Predicting Hospital Readmissions from Home Health Care in Medicare Beneficiaries

Christine D Jones 1,2, Jason Falvey 2,3,4, Edward Hess 2, Cari R Levy 2,5, Eugene Nuccio 5, Anna E Barón 2,6, Frederick A Masoudi 7, Jennifer Stevens-Lapsley 2,3
PMCID: PMC7323864  NIHMSID: NIHMS1593269  PMID: 31463941

Abstract

OBJECTIVE:

To use patient-level clinical variables to develop and validate a parsimonious model to predict hospital readmissions from home health care (HHC) in Medicare fee-for-servic beneficiaries.

DESIGN:

Retrospective analysis using multivariable logistic regression and gradient boosting machine (GBM) learning to develop and validate a predictive model.

SETTING/PARTICIPANTS/MEAUREMENTS:

A 5% national sample of patients ≥65 years with Medicare fee-for-service who received skilled HHC services within 5 days of hospital discharge in 2012 (n = 43,407). Multiple datasets were merged including Medicare OASIS, Home Health Claims, MedPAR, and Master Beneficiary Summary Files to extract patient-level variables from the first HHC visit after discharge and measure 30-day readmission outcomes.

RESULTS:

Among 43,407 patients with inpatient hospitalizations followed by HHC, 14.7% were readmitted within 30 days. Of the 53 candidate variables, seven remained in the final model: Elixhauser comorbidity index, index hospital length of stay ), urinary catheter presence, patient status (i.e., fragile health with high risk of complications or serious progressive condition), two or more hospitalizations in prior year, pressure ulcer risk or presence, and surgical wound presence. Of interest, surgical wounds, either from a total hip or total knee arthroplasty procedure or another surgical procedure, was associated with fewer readmissions. The optimism-corrected c-statistics for the full model and parsimonious model were 0.67 and 0.66, respectively, indicating fair discrimination. The Brier score for both models was 0.120, indicating good calibration. The GBM model identified similar predictive variables.

CONCLUSION:

Variables available to HHC clinicians at the first post-discharge HHC visit can predict readmission risk and inform care plans in HHC. Future analyses incorporating measures of social determinants of health such as housing instability or social support have the potential to enhance prediction of this outcome.

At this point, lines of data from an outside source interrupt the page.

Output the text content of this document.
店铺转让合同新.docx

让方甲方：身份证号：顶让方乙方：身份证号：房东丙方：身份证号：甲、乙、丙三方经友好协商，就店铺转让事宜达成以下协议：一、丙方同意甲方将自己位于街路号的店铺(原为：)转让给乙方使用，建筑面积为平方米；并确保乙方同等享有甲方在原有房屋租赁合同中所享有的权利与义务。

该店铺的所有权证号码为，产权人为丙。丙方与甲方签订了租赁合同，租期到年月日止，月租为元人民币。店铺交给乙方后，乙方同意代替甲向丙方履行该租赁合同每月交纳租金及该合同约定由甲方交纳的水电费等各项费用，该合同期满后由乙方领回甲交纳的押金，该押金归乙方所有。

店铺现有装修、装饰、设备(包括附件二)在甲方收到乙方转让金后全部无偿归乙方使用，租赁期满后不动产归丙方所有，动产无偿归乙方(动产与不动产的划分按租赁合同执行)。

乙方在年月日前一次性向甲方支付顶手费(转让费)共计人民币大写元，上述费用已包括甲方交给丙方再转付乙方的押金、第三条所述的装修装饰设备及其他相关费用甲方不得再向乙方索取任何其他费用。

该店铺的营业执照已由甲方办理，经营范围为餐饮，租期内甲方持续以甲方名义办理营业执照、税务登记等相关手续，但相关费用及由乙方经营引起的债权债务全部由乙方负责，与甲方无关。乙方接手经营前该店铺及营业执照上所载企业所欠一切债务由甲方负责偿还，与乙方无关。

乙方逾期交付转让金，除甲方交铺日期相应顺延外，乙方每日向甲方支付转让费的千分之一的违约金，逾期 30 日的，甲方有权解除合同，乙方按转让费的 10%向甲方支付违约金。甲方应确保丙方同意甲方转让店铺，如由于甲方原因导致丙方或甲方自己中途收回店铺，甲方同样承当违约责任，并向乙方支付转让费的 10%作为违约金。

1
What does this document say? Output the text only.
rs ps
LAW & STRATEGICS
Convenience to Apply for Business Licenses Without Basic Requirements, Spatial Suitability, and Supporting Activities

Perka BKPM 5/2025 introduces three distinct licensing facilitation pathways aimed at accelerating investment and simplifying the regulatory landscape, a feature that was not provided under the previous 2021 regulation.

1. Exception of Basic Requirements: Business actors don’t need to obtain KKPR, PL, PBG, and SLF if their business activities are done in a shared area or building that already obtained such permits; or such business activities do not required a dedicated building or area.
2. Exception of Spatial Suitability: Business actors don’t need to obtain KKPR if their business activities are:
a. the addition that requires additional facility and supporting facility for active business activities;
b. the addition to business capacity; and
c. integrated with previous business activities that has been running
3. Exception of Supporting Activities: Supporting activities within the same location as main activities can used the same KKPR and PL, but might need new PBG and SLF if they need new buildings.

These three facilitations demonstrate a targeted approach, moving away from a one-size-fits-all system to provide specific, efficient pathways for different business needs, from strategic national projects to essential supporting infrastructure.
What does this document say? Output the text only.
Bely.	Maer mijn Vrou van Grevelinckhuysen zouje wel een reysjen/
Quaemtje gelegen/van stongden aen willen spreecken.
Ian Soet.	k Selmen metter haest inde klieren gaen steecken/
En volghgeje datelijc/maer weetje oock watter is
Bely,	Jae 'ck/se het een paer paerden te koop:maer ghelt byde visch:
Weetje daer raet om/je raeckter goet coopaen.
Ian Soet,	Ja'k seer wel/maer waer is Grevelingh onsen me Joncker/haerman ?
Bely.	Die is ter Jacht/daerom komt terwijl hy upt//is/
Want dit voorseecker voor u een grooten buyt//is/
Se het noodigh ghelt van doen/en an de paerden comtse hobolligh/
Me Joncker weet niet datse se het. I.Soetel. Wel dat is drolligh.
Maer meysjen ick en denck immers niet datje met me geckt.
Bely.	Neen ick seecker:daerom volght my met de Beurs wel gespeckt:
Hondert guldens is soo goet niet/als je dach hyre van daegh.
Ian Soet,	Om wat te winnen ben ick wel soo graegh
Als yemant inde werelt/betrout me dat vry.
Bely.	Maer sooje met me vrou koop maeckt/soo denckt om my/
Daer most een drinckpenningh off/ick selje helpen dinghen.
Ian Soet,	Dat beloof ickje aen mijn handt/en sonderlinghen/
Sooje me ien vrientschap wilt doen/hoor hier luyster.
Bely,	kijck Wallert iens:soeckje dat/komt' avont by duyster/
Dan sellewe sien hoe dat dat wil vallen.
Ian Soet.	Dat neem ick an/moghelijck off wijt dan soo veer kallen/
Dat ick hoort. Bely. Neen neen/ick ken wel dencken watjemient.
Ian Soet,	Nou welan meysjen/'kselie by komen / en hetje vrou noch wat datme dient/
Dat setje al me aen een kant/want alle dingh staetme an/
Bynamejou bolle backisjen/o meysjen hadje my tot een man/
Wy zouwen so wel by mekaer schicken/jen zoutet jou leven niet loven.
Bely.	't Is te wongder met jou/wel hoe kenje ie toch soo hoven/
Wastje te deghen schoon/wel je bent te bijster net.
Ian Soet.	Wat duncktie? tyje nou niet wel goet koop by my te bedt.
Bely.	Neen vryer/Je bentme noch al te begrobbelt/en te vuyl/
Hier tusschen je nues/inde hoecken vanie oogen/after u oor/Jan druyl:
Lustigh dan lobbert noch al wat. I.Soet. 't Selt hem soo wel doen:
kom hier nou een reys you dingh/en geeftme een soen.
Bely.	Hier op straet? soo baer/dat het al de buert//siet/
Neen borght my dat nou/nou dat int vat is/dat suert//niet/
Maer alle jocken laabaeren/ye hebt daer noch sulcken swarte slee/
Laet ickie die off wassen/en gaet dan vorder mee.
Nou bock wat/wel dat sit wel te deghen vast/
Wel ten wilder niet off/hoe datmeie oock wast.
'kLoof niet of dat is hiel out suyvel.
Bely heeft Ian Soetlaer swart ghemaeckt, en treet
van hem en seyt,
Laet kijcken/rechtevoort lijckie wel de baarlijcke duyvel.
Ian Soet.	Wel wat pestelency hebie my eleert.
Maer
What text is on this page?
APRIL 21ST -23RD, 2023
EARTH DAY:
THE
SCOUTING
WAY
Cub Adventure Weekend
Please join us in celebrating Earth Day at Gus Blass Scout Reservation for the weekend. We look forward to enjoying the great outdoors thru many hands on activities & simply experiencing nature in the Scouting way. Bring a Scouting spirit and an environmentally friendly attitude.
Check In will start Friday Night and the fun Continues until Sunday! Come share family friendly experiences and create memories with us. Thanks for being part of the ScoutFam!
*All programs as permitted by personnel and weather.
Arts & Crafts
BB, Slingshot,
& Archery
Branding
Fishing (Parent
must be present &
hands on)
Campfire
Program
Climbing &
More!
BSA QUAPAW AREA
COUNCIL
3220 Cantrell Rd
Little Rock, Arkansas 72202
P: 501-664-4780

Keywords: Home health care, care transitions, hospital readmission

INTRODUCTION

Hospitals increasingly rely upon home health care (HHC) agencies to provide skilled services including nursing and therapies (e.g., physical, occupational, speech) for patients after hospitalization.1 In 2013, there were over 3.9 million HHC referrals following hospitalization, and HHC referrals exceeded skilled nursing facility referrals after hospitalization (11.2% versus 9.0%) across all payers.2 In addition, nearly 65% of patients discharged with HHC in 2013 were Medicare beneficiaries.2

Recently, Medicare has begun to measure and publicly report outcomes for HHC following hospitalization, including risk-adjusted rehospitalization during the first 30 days of HHC at the agency level.3 In addition, Medicare also recently initiated a value-based purchasing model for home health agencies in 9 states that includes a rehospitalization reduction incentive to more closely tie payment to performance.4 The rehospitalization measure for HHC represents a substantial overlap between 30-day rehospitalization metrics for which acute care hospitals and HHC agencies are accountable.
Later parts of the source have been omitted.